Pour être sûr de maintenir dans les plantations un rapport optimal entre les plants mâles et les plants femelles, soit entre un et dix et un et vingt, il est nécessaire de recourir à la reproduction végétative par bouturage, marcottage ou greffage mais on fait toujours appel le plus souvent à la micro-propagation.

C’est une espèce qui est cultivée dans les zones au climat tropical chaud et humide à la pluviosité élevée, autour de 2.000 mm/an. Elle est répartie presque uniformément sur des terrains fertiles, drainants, éventuellement sableux. Elle ne supporte ni les périodes de sécheresse ni les rétentions d’eau. En ce qui concerne les températures elle peut tolérer exceptionnellement et pendant une très courte période des températures avoisinant 0 °C.

Elle préfère un léger ombrage, surtout pendant sa phase de jeunesse, et elle est de ce fait cultivée en association avec d’autres arbres, comme par exemple le Canarium indicum, ou des palmiers, en particulier le Cocos nucifera et Areca catechu.

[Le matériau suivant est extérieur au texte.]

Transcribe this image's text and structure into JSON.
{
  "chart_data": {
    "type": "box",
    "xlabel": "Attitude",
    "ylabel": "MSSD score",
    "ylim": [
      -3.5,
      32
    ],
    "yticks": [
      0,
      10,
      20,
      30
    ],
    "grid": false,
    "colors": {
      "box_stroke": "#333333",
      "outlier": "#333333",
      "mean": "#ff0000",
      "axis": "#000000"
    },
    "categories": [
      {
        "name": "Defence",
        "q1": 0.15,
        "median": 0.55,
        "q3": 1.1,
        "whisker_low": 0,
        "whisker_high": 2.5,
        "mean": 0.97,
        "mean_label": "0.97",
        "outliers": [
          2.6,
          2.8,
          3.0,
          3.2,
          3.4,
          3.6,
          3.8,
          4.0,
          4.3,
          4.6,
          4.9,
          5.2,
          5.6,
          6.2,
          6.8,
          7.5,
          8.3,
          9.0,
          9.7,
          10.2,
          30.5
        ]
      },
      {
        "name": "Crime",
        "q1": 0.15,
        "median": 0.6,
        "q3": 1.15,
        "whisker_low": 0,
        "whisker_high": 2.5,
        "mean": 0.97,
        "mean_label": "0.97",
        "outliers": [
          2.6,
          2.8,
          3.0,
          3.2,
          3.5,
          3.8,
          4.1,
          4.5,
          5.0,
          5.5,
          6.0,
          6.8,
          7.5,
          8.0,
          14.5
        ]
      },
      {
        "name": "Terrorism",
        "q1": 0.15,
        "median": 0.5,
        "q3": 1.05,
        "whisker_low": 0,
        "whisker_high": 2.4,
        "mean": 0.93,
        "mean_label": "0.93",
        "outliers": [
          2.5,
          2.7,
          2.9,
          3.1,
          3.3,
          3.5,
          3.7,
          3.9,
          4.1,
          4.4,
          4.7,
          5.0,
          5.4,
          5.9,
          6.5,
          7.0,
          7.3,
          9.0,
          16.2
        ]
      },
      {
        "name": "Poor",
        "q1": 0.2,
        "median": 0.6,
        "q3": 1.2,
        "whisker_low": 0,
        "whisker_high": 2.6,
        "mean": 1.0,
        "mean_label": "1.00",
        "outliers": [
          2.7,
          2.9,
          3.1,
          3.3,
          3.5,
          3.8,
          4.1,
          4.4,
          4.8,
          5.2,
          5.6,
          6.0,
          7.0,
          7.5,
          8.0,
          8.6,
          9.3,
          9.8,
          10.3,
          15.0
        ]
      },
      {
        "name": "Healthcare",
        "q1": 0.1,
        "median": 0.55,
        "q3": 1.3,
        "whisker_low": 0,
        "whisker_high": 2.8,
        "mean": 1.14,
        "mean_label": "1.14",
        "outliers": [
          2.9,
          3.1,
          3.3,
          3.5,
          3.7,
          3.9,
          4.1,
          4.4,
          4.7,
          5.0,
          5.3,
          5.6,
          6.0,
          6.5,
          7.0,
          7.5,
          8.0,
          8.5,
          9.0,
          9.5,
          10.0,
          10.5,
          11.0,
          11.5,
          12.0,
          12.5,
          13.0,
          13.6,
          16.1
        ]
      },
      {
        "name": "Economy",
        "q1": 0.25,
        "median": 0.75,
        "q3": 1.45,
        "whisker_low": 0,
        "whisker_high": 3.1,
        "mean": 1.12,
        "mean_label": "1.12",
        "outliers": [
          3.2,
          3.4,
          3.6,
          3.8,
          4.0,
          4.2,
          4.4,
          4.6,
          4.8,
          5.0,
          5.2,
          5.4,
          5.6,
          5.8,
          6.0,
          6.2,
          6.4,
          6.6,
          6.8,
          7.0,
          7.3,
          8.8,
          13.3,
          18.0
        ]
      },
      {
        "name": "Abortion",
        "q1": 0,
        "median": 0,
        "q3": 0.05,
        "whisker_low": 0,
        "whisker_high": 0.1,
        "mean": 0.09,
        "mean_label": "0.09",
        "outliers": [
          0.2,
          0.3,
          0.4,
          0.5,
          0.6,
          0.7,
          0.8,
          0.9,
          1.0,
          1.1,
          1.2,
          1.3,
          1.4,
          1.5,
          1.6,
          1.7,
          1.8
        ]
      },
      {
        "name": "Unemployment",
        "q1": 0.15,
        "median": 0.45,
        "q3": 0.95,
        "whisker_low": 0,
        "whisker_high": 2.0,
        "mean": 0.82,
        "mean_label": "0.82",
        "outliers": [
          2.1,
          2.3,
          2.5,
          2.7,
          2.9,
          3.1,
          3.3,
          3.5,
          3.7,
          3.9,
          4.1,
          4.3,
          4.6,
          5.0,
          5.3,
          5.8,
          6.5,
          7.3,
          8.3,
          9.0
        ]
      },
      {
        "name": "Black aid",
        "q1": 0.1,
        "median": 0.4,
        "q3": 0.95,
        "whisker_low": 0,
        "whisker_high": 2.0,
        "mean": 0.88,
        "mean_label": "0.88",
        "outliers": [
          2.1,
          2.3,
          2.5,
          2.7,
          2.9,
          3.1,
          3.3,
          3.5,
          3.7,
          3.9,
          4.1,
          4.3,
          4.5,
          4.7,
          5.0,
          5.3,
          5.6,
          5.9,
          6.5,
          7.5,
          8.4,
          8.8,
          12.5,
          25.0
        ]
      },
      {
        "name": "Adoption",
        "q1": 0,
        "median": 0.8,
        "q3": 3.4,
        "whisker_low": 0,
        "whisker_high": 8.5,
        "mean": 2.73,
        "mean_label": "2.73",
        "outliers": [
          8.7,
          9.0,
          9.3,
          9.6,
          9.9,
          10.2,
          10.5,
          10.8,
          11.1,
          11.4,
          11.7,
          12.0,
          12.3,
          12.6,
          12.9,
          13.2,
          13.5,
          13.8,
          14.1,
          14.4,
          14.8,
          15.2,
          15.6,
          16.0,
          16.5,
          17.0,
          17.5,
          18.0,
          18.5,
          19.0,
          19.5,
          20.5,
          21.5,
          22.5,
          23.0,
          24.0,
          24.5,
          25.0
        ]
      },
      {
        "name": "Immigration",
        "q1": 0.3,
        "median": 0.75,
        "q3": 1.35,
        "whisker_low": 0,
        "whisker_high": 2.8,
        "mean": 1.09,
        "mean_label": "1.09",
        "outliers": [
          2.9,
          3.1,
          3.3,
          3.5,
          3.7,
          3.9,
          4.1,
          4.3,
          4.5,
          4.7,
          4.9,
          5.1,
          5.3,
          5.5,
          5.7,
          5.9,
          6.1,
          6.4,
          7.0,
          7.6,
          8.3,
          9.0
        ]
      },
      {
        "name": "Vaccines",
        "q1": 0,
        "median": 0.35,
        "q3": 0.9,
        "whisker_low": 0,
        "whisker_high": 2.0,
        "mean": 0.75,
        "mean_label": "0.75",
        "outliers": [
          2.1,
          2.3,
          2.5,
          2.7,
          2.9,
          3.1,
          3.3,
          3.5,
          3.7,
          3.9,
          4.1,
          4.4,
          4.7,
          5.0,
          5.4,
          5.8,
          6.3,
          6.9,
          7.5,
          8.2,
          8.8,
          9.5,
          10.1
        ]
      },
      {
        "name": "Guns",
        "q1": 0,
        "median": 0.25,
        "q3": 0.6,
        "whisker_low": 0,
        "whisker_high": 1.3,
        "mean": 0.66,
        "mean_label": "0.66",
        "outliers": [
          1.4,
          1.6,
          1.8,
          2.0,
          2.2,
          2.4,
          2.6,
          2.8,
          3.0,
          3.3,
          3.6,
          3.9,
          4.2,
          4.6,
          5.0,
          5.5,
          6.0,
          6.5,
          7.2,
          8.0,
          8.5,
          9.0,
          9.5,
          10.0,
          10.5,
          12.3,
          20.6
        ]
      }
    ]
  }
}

Les fruits mûrissent en 8 à 9 mois et s'ouvrent spontanément en deux © Giuseppe Mazza

Les fruits mûrissent en 8 à 9 mois et s'ouvrent spontanément en deux © Giuseppe Mazza

Cette plante fournit deux types d’épices d’une haute valeur commerciale, l’une qui est appelée “macis”, “fleur de muscade” et qui est l’arille séché, entier ou réduit en poudre, l’autre qui est la graine séchée, elle aussi entière ou réduite en poudre, et qui est communément appelée “noix de muscade”. Les principaux producteurs sont l’Indonésie, la Malaisie, en particulier l’île de Penang, et l’île de la Grenade dans les Caraïbes.

La graine est extraite de la pulpe dès que le fruit s’ouvre spontanément. L’arille, le macis, est alors détaché de la surface de la graine, lavé, aplani et séché au soleil pendant 1 à 2 semaine ou mieux dans des fours à air chaud jusqu’à ce qu’il devienne friable.

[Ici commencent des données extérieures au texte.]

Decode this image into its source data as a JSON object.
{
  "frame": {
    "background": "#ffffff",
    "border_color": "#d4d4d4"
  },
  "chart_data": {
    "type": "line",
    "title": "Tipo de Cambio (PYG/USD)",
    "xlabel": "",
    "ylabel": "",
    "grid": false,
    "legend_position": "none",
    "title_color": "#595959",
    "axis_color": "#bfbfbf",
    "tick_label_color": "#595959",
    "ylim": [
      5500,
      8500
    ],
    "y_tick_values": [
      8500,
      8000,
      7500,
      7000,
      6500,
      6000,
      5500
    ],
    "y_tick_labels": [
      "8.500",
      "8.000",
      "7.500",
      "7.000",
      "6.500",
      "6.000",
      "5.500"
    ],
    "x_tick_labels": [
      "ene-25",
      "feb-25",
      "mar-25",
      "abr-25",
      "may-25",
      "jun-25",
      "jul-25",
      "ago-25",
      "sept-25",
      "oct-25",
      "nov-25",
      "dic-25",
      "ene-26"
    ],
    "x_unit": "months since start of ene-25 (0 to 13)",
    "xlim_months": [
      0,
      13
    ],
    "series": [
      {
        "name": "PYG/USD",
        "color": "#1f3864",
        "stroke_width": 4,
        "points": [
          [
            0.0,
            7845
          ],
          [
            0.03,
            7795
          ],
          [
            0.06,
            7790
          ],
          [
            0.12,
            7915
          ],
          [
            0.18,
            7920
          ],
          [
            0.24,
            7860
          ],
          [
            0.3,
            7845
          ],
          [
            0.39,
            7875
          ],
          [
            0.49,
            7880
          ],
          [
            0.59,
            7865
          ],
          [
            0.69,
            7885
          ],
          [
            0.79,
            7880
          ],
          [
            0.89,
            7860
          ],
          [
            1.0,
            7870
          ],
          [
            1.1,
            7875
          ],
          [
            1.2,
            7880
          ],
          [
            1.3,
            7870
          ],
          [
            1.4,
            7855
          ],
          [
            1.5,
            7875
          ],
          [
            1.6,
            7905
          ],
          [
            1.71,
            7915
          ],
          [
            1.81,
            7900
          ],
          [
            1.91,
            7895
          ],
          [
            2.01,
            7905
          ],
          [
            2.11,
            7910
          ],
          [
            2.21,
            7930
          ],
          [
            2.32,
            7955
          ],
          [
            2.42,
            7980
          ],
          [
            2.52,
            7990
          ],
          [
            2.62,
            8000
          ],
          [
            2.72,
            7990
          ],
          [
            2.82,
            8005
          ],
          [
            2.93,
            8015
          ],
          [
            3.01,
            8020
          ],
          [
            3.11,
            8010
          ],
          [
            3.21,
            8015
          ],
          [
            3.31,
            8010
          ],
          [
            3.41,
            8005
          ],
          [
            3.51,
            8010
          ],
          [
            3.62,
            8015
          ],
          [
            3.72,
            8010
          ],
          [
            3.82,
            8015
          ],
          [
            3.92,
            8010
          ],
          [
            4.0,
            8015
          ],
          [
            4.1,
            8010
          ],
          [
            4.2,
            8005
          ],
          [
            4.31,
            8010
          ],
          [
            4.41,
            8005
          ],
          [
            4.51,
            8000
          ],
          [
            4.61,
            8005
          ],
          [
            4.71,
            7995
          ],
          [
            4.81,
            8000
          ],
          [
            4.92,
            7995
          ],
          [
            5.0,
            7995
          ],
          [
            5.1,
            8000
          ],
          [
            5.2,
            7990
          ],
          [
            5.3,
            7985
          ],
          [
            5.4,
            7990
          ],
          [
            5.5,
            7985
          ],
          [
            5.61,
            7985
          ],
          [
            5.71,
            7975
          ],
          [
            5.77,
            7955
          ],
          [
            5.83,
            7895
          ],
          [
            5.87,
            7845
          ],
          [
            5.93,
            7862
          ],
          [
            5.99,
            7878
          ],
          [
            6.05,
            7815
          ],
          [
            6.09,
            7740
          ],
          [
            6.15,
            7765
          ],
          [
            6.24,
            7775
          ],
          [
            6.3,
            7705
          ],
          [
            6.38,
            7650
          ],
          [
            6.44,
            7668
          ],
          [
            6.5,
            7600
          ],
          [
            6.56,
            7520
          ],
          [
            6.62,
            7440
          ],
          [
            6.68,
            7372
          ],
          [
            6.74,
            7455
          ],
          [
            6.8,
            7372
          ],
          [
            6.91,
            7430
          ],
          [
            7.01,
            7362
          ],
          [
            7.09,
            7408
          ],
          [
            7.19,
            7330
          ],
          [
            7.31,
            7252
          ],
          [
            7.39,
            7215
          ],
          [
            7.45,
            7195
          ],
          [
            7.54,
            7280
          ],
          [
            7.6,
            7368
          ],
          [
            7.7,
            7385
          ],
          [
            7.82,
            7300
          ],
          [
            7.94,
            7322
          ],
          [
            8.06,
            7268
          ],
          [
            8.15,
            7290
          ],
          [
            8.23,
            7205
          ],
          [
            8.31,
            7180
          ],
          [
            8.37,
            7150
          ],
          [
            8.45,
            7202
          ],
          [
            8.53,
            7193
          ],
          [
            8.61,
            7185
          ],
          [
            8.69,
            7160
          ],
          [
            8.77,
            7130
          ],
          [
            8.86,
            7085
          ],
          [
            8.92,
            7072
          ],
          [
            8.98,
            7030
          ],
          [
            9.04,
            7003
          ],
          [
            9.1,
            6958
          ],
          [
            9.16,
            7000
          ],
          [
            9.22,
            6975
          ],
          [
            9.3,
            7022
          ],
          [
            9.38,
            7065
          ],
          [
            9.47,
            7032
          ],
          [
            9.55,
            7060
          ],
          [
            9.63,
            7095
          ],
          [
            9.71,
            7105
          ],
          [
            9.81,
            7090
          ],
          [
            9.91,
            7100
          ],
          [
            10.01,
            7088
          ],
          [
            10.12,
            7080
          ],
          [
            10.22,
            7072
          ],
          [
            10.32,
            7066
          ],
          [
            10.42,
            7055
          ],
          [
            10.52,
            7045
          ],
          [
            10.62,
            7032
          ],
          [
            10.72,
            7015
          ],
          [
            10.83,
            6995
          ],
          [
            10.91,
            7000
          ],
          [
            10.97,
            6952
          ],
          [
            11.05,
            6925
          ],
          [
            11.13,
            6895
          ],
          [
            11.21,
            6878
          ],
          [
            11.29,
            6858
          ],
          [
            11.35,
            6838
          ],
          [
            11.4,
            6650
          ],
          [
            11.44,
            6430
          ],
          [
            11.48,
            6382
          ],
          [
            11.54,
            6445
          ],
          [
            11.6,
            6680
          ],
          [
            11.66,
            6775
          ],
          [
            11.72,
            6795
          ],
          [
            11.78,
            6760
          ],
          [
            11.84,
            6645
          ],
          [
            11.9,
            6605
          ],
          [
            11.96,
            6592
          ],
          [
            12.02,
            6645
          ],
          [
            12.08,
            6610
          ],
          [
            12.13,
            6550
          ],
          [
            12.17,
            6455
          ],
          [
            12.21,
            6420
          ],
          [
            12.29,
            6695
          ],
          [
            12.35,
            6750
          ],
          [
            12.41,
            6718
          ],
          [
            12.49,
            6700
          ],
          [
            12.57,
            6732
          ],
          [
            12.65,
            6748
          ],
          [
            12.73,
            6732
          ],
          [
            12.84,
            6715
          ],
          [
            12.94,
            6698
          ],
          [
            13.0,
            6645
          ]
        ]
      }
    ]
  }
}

La graine est à son tour séchée au soleil, ou artificiellement pendant la saison des pluies, durant 3 à 6 semaines. On casse alors par des moyens mécaniques sa dure surface externe pour prélever l’endosperme, la noix de muscade, qui est ensuite séchée. Celle-ci présente alors une surface parcourue irrégulièrement de fines dépressions. Avant d’être commercialisée entière elle est parfois recouverte d’une mince couche de chaux afin de la préserver des parasites.

Le macis et la noix de muscade sont très semblables quant à leurs composants mais le premier a une odeur et un goût plus délicat et est donc plus apprécié. Ils sont employés pour aromatiser les desserts, les boissons, les sauces et les plats en général. Ils sont utilisés à petites doses à cause de la présence de deux substances toxiques, la myristicine et l’élémicine.

Dans l'arille rouge se trouve la graine qui renferme la noix de muscade © G. Mazza

Dans l'arille rouge se trouve la graine qui renferme la noix de muscade © G. Mazza

La graine contient un pourcentage de 25 à 40 % d’une huile non volatile, solide à température ambiante, de couleur jaune ou jaune rougeâtre, connue sous le nom de beurre de noix de muscade, que l’on obtient par pression à chaud ainsi qu’un pourcentage de 5 à 15 % d’une huile essentielle qui est extraite par une distillation à la vapeur et qui est un liquide incolore ou jaune pâle qui a la même odeur et le même goût que la noix de muscade et qui contient, entre autres composants, de l’eugénol qui est largement utilisé en odontoiatrie comme anti-bactérien de la cavité buccale.  Le macis contient un pourcentage de 4 à 16 % d’une huile essentielle semblable à celle de la noix. L’huile est utilisée dans l’industrie alimentaire pour aromatiser les plats et les boissons, dans l’industrie cosmétique et, dans une moindre mesure, dans l’industrie pharmaceutique. L’huile, aussi, doit être employée avec précaution du fait de la présence de la myristicine et de l’élémicine. La pulpe du fruit est consommée localement confite ou utilisée pour la réalisation de confitures. La noix de muscade est utilisée depuis des temps reculés dans la médecine populaire comme anti-inflammatoire, astringent, carminatif, stimulant du système circulatoire et aphrodisiaque mais on déconseille de plus en plus son usage à cause des effets collatéraux dus aux substances toxiques citées plus haut.

Synonymes : Myristica officinalis L. f. (1781) ; Myristica moschata Thunb. (1782) ; Myristica aromatica Lam. (1791) ; Myristica officinalis Mart. (1828).